Weeknote 3
18 October 2019
- Had a much quieter week, a lot of catching up on sleep and watching the world from benches 1, so hopefully this weeknote will be shorter than the last one.
- I also finally had time to get my music computer running again! (Wait don’t panic though, I won’t actually talk about or link to any music)
- If I haven’t bored you about it in person at some point, I like to keep my side-project stuff on a different computer to my work stuff. It helps me not to get distracted from work when I’m trying to focus, and to not get sucked into work when I’m trying to relax (I also use the music computer to do daily backups of my cloud files to a raid drive but thats another story).
- Anyway, earlier this year a macOS update screwed my music computer. After digging around I read that running it from an external drive would fix the issue, but actually getting it to run from an external drive has been… way harder than I expected? To cut a boring story short, after two solid days trying different approaches, I finally got it to work by turning off the wifi in the apartment before starting the installation and first login. No fucking idea why wifi would block installing osx onto an external drive, but 🙄
- So it’s nice to be making music again. And now I fully sympathise with Apple rushing to move everything onto the new 64bit osx, mate there are demons hiding in that old codebase.
- Talking about the apartment, we renewed our lease for another year. They didn’t even ask for a rent increase so I guess there are some benefits to recession. I also bought some new running shoes for 60% discount less than a month after they were released, so presumably the high street is doing well too.
- On both Stephen and Ella’s recommendation I read Kudos by Rachel Cusk, enjoying it so much I finished it in an afternoon. You know how the structure of a typical Cormac McCarthy book is hundreds of pages of beautiful, romantic prose followed by a couple dozen pages where a wise old person (frequently Mexican) monologues to the protagonist that they’re a fucking niave idiot and deserve everything bad thats coming to them? Kudos is basically a supercut of those wise person monologues. Its a total flex 2 and I’m here for it.
- San Francisco is setting up an Office of Emerging Technology;
In recent years, San Francisco has struggled to keep up with tech companies and their new gadgets that often exploit gray areas in the laws that hadn’t contemplated things like robots using sidewalks to make deliveries or an overnight explosion of rentable e-scooters over cell phone applications.
Before any new tech device is used, tested or piloted in the city, the office would coordinate the review with relevant departments and would ‘issue a notice to proceed if the net result is for the common good,’ according to the announcement.
Joshua Sabatini, San Francisco Examiner
- It’s a fucking great idea, and I can’t wait for others to copy it. You want to work in tech ethics? Now you have a career path.
- There’s a new episode of Abstract, The Art of Design on Netflix, and it’s about design at Instagram.
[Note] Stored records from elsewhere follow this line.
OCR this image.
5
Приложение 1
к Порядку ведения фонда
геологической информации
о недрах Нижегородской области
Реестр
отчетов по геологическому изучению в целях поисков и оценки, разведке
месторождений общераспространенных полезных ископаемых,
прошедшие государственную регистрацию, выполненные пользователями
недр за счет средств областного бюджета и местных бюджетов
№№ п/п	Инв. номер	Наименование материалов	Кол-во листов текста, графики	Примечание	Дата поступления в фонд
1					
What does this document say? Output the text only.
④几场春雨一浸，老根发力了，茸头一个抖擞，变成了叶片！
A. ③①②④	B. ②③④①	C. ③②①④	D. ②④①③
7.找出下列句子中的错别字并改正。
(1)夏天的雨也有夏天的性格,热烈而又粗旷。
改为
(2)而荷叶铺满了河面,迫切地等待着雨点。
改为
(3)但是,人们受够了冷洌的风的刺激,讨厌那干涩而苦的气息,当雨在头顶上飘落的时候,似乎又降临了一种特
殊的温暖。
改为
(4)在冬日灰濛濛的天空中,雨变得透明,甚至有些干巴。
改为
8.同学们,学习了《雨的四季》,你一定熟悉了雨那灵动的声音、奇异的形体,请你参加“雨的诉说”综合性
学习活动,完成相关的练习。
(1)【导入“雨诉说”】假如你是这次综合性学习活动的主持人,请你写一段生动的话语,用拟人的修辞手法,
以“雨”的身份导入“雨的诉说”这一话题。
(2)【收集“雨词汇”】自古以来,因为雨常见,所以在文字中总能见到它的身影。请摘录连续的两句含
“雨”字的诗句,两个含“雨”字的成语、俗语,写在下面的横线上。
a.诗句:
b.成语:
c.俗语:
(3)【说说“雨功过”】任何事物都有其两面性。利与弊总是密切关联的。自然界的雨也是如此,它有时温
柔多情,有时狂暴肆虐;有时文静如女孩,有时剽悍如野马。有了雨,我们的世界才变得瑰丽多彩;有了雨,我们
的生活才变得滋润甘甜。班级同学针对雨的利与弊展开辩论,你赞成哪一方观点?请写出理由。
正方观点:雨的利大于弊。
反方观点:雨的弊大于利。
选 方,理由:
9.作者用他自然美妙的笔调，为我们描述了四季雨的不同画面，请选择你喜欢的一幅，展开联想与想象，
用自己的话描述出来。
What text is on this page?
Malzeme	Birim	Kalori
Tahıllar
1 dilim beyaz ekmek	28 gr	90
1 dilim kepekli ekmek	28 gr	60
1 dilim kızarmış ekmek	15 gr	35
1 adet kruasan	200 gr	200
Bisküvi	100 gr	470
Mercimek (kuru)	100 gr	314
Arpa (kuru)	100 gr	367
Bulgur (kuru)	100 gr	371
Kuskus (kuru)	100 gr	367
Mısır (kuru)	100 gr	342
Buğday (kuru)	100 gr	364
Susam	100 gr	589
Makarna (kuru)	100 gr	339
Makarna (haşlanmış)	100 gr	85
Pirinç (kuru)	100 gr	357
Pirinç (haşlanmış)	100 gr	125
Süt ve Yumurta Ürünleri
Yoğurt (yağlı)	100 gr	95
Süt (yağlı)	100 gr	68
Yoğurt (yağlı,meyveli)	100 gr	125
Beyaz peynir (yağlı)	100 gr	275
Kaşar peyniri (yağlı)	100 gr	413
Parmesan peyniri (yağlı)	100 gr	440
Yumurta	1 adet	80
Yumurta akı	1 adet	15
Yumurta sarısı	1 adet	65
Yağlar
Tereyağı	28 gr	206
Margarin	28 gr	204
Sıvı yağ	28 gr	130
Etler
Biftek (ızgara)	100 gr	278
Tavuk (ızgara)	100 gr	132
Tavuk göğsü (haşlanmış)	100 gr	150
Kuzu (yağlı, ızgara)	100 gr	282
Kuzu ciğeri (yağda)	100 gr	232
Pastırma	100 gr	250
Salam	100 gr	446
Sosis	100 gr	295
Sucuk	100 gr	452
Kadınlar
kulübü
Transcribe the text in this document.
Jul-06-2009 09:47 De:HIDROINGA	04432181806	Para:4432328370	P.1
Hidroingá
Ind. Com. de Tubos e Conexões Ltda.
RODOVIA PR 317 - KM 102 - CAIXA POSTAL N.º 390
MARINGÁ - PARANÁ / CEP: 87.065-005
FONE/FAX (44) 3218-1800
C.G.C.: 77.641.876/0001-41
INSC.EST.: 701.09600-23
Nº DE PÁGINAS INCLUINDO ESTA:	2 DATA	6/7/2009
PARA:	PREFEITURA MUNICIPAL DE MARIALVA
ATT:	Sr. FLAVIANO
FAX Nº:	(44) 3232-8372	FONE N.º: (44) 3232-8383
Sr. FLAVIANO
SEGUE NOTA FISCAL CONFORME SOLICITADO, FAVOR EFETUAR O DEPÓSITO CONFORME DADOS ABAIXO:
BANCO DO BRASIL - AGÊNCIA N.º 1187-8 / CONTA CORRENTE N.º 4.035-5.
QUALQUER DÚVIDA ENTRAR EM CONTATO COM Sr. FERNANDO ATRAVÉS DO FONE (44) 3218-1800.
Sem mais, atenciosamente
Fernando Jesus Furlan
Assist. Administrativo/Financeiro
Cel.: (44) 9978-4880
Starts off reasonably well, everyone onscreen can talk intelligently about the designed environment and stuff and then they start talking about Instagram itself and the whole thing dissolves into a Will Ferrell sketch 3. If Linkedin have graphs showing the popularity of different job titles, ‘Product Designer’ is about to fall off a cliff.
- I was so thrown by it that it took a couple of days to clock that the whole thing is a PR performance, right? I’m like 99% certain the work they film is some mcguffin project to demonstrate how seriously Instagram (Facebook) treats the consequences of any change they make, no matter how insignificant the change might seem.
- I’m sure it’ll work for that purpose, although I feel sorry for the designers involved. Not sure how I feel about Netflix quality standards now either tbh. It’s hardly Inside the American Embassy is it.
- On the subject of #MeToo, it’s 2019 and according to LinkedIn there are over 200 companies called Rapier. I guess they must not talk to anyone on the phone.
- OK-Supreme was a british company making motorbikes between 1899 to 1939. They started out as “OK” bikes, then years later as things got more competitive they added the “Supreme”.
- People branding their own companies is one of my favourite things. As Dieter says 4 — good design is honest — and nothing compares to the honesty of a CEO putting a name to their dreams.
- And you’ll already know this, but GOV.UK had its 7th birthday this week. Despite what the anonymous government sources will tell you it’s never been better run, coded, maintained and designed than it is today — or as in the spotlight. Unless you’re a buy-to-let landlord you’ve probably noticed the UK doesn’t function brilliantly rn. And wherever you sit politically, we need the same basic digital infrastructure for universal credit as we do for universal basic income, so shout out to the teams keeping on and keeping it honest as the country implodes around them.